International Journal of Computer Applications |
Foundation of Computer Science (FCS), NY, USA |
Volume 186 - Number 5 |
Year of Publication: 2024 |
Authors: Baiq Nurul Azmi, Arief Hermawan |
10.5120/ijca2024923385 |
Baiq Nurul Azmi, Arief Hermawan . Data Preprocessing to Improve Accuracy in Classification Methods (Case Study: Credit Risk Analysis Dataset Classification). International Journal of Computer Applications. 186, 5 ( Jan 2024), 22-29. DOI=10.5120/ijca2024923385
This research analyzes the use of various data pre-processing methods in the context of credit risk analysis with Support Vector Machine (SVM) classification models. The background of this research details the complexity of challenges faced in the banking industry regarding credit risk evaluation and how data pre-processing to improve model accuracy. The research method includes four experimental scenarios that consider various combinations of data pre-processing methods.

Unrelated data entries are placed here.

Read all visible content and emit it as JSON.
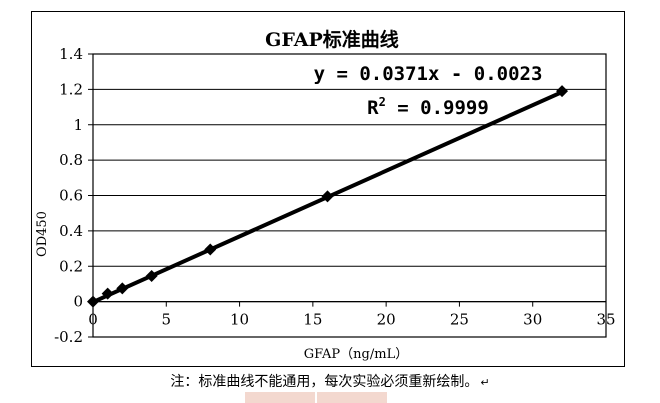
{
  "chart_data": {
    "type": "scatter",
    "title": "GFAP标准曲线",
    "xlabel": "GFAP（ng/mL）",
    "ylabel": "OD450",
    "xlim": [
      0,
      35
    ],
    "ylim": [
      -0.2,
      1.4
    ],
    "xticks": [
      "0",
      "5",
      "10",
      "15",
      "20",
      "25",
      "30",
      "35"
    ],
    "yticks": [
      "-0.2",
      "0",
      "0.2",
      "0.4",
      "0.6",
      "0.8",
      "1",
      "1.2",
      "1.4"
    ],
    "grid": "horizontal",
    "x": [
      0,
      1,
      2,
      4,
      8,
      16,
      32
    ],
    "y": [
      0,
      0.045,
      0.075,
      0.145,
      0.295,
      0.595,
      1.19
    ],
    "trendline": {
      "slope": 0.0371,
      "intercept": -0.0023
    },
    "equation": "y = 0.0371x - 0.0023",
    "r2_label": "R",
    "r2_sup": "2",
    "r2_value": " = 0.9999"
  },
  "note": "注：标准曲线不能通用，每次实验必须重新绘制。",
  "note_mark": "↵",
  "colors": {
    "line": "#000000",
    "marker": "#000000",
    "grid": "#000000",
    "watermark": "#f3d8cf"
  }
}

Each scenario is designed to evaluate the performance of SVM models on credit risk datasets. The method steps include data preparation, Missing Data handling with Remove Features for features that have more than 50% Missing Data rate and MICE imputation for features that have less than 50% Missing Data, feature selection based on Correlation Matrix to overcome High Dimensional Data, and data resampling with SMOTE to overcome class imbalance. The test results show that using a combination of data pre-processing methods can significantly improve the accuracy of SVM models on credit risk datasets. The highest accuracy is obtained in the pre-processing scenario when overcoming Missing Data with remove features and MICE imputation with a value of 99.4%.